THE DISTINCTIVE LIFE OF THE DISCIPLE Against the divided world again, the distinctive life of the disciple will be apparent. We will be more and more dissatisfied with lip-service to the cause of Christian unity, knowing that nothing is wholly real which is not local, taking the initiative among our own neighbors and in our own communities to act together in all matters save those on which our cardinal convictions compel us to act separately.
We will take a greater responsibility toward the wider disunity of mankind. As Christian citizens we will know that the world needs immense new freedom and courage to take the steps which lie ahead, and we will know that such freedom and courage cannot co-exist with fear. Therefore, we will be quick to do our duty when we vote and speak, to remember that God still reigns, that it is His world, and that our peace lies in His will. We will remember that the Christian citizen prays as well as votes; and we will help translate man's universal longing for peace into specific acts and seasons of prayer, most of all for those who choose to be our enemies.

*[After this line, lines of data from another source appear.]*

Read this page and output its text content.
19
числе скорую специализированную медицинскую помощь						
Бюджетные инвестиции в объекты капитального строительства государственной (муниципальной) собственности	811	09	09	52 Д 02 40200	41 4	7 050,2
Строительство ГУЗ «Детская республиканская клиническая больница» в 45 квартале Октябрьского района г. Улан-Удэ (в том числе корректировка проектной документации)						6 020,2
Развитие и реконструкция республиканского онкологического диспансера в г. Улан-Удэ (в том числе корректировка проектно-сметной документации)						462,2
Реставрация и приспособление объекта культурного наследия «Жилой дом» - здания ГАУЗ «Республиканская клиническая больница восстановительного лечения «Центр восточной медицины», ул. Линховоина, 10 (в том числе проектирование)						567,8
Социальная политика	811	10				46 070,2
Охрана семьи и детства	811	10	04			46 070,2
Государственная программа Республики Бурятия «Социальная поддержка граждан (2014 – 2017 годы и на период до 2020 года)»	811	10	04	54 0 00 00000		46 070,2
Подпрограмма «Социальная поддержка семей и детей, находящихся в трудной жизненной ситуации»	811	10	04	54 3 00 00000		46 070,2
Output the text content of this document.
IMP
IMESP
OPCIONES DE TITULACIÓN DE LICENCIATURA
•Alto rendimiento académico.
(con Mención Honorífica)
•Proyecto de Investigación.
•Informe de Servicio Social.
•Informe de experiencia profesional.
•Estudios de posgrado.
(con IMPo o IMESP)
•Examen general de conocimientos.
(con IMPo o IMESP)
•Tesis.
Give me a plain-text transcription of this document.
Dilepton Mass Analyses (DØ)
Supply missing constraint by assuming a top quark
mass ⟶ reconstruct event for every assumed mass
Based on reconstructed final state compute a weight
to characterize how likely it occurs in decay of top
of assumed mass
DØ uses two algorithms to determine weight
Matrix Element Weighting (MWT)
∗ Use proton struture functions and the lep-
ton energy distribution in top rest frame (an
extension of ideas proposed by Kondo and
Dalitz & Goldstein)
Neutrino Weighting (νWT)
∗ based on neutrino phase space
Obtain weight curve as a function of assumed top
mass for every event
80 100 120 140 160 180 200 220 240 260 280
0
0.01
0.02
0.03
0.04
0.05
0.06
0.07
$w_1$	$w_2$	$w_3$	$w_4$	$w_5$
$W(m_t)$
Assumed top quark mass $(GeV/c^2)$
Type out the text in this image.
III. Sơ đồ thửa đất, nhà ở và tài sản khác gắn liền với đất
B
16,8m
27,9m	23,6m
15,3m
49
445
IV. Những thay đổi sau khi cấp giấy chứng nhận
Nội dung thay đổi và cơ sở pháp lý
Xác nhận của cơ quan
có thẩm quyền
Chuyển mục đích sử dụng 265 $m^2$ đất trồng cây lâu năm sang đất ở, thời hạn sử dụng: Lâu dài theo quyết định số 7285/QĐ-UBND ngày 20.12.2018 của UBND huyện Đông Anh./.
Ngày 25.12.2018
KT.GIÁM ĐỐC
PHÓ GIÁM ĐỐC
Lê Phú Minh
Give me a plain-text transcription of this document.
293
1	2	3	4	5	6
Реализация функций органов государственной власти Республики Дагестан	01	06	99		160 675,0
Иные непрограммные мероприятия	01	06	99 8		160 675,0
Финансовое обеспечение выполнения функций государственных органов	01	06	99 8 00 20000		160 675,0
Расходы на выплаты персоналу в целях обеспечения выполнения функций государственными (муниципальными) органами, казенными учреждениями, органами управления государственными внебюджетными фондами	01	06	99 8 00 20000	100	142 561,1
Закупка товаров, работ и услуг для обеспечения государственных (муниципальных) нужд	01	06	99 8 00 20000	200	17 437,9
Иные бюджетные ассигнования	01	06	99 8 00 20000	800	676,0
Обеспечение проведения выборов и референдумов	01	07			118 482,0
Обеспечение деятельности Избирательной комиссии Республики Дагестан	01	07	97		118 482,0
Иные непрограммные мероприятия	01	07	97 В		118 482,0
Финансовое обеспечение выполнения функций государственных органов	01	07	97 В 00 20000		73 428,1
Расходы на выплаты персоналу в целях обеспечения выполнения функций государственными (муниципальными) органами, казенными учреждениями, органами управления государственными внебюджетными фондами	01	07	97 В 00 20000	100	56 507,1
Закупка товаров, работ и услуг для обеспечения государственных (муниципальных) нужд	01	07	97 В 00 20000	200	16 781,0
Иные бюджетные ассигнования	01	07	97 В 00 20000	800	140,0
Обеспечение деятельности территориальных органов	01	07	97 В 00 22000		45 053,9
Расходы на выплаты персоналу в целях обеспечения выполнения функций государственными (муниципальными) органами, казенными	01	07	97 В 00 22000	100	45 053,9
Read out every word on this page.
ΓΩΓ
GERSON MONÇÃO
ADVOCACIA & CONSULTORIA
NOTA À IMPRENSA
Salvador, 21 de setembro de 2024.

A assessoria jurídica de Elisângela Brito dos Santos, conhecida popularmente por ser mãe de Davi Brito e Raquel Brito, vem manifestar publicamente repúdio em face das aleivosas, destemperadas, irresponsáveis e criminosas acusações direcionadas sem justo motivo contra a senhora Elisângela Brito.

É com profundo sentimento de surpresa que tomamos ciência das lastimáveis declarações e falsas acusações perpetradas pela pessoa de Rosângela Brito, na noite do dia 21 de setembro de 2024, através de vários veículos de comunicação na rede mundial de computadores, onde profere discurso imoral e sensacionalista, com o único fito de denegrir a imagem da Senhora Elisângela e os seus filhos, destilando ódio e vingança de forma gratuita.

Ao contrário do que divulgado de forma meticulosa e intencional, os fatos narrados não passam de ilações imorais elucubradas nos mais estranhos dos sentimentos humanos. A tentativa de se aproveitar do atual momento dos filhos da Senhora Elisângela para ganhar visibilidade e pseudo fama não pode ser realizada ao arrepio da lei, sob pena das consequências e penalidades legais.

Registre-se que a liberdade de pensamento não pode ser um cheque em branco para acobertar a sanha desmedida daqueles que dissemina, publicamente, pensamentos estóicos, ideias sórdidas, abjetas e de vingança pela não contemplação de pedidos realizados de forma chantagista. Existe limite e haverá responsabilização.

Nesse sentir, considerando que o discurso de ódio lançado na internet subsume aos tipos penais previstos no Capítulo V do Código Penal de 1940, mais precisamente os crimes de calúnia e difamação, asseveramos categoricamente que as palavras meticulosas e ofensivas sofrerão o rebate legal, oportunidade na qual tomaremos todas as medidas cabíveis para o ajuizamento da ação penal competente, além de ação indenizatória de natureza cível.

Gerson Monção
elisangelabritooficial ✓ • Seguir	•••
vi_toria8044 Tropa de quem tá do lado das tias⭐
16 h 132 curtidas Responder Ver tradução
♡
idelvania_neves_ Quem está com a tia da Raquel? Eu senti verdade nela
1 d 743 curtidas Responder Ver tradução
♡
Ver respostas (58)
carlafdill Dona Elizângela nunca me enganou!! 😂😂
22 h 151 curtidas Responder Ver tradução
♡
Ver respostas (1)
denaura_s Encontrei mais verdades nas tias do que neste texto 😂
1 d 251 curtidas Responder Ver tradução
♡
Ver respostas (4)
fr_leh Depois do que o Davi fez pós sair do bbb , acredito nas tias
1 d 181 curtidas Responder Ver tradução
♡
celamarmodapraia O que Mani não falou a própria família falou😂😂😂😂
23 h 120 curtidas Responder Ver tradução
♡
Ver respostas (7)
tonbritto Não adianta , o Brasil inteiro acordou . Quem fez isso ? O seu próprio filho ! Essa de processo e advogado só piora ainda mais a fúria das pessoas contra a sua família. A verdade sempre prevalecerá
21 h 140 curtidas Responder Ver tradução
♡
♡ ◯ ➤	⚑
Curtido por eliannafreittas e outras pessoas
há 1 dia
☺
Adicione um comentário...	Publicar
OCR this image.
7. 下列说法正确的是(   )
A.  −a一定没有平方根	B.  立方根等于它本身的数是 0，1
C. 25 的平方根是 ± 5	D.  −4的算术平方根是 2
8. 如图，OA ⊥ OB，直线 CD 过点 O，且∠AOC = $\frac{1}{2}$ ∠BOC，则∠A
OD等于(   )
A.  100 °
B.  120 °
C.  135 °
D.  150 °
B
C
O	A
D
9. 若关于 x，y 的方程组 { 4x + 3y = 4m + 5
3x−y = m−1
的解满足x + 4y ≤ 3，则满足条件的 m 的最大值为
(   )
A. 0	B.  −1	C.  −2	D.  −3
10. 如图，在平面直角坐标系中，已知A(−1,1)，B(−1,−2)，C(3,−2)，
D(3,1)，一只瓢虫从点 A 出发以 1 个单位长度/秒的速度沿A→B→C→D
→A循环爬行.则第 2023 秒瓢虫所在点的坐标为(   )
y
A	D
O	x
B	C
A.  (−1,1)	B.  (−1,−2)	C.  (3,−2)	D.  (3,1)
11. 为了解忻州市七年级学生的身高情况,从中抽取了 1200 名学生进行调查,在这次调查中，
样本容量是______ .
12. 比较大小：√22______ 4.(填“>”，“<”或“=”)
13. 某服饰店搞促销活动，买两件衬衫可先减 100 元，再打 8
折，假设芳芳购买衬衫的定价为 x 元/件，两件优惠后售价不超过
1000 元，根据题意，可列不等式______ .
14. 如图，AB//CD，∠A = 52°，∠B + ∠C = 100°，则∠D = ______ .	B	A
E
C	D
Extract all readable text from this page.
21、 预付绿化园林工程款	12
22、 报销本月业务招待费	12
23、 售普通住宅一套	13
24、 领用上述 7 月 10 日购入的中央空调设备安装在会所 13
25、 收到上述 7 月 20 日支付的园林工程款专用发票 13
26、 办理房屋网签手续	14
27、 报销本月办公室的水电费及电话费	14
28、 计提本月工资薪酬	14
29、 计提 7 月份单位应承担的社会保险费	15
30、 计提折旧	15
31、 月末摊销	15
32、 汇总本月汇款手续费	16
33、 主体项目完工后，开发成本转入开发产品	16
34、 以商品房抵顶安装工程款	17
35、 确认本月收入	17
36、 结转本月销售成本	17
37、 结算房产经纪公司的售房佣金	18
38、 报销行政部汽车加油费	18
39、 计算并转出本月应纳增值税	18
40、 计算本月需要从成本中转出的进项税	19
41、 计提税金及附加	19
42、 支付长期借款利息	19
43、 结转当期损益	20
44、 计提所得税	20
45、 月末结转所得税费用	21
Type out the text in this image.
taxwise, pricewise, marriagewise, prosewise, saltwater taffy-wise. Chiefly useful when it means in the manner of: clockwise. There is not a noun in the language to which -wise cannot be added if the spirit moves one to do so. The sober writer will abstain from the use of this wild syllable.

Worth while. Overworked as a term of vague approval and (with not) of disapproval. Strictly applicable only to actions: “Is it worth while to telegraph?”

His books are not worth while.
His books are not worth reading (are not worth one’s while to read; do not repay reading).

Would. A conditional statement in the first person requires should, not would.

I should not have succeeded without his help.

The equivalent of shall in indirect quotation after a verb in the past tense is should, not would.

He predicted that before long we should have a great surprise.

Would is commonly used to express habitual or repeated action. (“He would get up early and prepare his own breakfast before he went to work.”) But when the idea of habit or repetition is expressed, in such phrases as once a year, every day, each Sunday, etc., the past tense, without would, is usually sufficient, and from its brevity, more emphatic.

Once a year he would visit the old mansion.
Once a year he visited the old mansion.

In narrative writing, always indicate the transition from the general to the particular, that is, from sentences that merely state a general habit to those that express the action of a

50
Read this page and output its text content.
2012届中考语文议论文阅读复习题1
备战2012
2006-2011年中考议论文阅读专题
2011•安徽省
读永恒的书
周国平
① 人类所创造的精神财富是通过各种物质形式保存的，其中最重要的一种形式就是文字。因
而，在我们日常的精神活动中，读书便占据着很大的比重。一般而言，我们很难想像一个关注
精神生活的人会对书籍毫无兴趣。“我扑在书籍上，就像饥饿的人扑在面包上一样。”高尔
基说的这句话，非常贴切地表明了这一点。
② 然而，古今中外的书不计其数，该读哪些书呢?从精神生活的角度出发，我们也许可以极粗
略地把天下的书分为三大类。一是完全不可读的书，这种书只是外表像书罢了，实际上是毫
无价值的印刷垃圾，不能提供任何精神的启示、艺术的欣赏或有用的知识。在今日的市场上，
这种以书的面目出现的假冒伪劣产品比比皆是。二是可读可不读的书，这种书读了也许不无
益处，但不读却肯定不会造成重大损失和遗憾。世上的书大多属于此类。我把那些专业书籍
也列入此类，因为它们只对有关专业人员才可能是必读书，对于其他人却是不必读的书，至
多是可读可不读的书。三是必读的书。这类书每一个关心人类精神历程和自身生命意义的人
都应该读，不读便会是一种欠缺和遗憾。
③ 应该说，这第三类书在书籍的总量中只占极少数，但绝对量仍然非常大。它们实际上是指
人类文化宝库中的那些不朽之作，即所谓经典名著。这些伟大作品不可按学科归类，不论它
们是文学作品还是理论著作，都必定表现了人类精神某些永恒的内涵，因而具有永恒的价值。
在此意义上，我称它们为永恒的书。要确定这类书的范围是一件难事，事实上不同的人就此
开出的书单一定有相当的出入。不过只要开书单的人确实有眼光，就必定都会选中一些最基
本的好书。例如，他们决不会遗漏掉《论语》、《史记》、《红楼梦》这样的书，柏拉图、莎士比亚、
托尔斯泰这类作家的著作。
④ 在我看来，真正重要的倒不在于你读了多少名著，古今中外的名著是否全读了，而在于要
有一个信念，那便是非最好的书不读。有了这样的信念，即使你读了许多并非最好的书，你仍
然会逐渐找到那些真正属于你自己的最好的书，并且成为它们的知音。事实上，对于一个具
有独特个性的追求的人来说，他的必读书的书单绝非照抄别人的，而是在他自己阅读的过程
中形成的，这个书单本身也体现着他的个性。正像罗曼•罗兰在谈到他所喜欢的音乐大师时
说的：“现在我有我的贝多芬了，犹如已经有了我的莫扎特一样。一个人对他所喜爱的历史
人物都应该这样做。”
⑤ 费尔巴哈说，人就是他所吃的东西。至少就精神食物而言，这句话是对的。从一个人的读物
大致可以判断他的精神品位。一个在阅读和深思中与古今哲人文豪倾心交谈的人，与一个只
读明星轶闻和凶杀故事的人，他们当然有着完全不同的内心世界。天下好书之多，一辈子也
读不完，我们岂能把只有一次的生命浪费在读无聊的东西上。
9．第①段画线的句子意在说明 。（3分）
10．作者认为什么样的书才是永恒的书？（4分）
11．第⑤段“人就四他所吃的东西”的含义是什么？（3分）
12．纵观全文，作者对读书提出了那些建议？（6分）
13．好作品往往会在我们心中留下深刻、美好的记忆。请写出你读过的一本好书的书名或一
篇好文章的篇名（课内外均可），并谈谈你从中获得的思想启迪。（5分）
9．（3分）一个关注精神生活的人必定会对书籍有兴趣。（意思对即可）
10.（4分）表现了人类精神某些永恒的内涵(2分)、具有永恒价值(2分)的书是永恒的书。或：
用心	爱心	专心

Last of all, the disciple will remember his children, and will work and pray that they may inherit a world better for his discipleship. He will seek for them a world of principle, not of expediency. He will hope that they may expect the greatest things from their marriage and their home, knowing that the world expects too little. He will work that the unanswered questions of our society may be clearer for them, and they better trained to answer them. He will live so as to encourage them to believe in duty and in freedom, knowing that those are the most precious gifts life can ever give them.
With thanksgiving, then, for what God has done among us, with penitence because we have not always seen what He wills us to see, with hope in what He will yet lead us to see and to do, and with eagerness to take up the unfinished work of creation in which we are partners with God, "Be ye stedfast, unmoveable, always abounding in the work of the Lord, forasmuch as ye know that your labor is not in vain in the Lord."